Hemingway Would’ve Wept for US Skaters
The hopeful US figure skaters, let alone their coaches, were way too young to learn Hemingway’s admonition in “For Whom the Bell Tolls,” that is, “The Bell Tolls for Thee,” as it will for all of us.
The heart-breaking WSJ article suggested the universal grief felt plainly enough by its very titling, “Plane Crash Rips Through World of Elite Figure Skating.” The 60 passengers on American Airlines Flight 5342 trying to land about 9 pm at DC’s Reagan National Airport “included some of America’s most promising young skaters and coaches, returning from a national training camp [in Wichita, Kansas] for up-and-coming talents.” It’s an understatement to say that the event was supposed to have been a career highlight for these teens dreaming about being Olympians one day.

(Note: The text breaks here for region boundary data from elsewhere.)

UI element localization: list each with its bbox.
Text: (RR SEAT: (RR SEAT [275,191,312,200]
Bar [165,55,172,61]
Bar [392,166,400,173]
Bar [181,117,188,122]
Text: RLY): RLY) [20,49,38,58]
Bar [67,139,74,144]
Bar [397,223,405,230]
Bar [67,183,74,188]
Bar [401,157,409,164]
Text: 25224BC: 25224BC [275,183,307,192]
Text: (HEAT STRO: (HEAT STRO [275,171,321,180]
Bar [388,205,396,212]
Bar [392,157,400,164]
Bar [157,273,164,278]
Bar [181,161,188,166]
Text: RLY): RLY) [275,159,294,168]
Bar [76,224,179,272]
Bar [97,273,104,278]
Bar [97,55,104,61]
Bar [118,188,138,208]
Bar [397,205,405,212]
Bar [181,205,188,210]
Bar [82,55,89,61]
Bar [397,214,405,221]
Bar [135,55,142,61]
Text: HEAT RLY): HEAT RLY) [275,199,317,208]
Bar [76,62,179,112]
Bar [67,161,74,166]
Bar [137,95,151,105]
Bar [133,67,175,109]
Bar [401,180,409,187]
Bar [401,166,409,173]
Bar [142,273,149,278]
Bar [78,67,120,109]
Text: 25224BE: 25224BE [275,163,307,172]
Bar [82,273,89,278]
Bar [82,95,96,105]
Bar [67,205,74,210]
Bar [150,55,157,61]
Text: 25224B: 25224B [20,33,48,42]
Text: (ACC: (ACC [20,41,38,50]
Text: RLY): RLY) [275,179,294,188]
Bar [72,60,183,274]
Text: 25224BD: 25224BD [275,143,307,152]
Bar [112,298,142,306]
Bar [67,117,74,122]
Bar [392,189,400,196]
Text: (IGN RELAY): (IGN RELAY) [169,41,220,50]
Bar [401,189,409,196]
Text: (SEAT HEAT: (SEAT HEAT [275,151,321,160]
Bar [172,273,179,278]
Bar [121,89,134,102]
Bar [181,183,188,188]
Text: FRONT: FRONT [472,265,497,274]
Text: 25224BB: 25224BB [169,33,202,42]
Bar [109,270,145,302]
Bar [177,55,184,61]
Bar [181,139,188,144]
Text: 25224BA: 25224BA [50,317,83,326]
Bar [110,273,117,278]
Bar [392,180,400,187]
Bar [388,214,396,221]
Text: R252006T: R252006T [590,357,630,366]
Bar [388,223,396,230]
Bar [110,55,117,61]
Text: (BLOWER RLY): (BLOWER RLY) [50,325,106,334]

Here, for about a week they got to “skate together, compete on the same rink as the US national champions … and receive elite coaching from the best in the business.”
As the WSJ noted, the sport is still “scarred by a 1961 crash that wiped out the entire US team on its way to the world championships” and that “the scenario [along the Potomac River] was the return of [that] nightmare.” The Skating Club of Boston claimed six people associated with it were on the plane – two teenagers, their mothers and a married couple of Russian world champions-turned coaches. A few hundred miles away in greater Washington, skating rinks are mourning at least eight other child skaters, as well as their parents and coaches…” It was the “next generation” of our sports heroes who are no more. Sad to say, their Bells toll for all of us.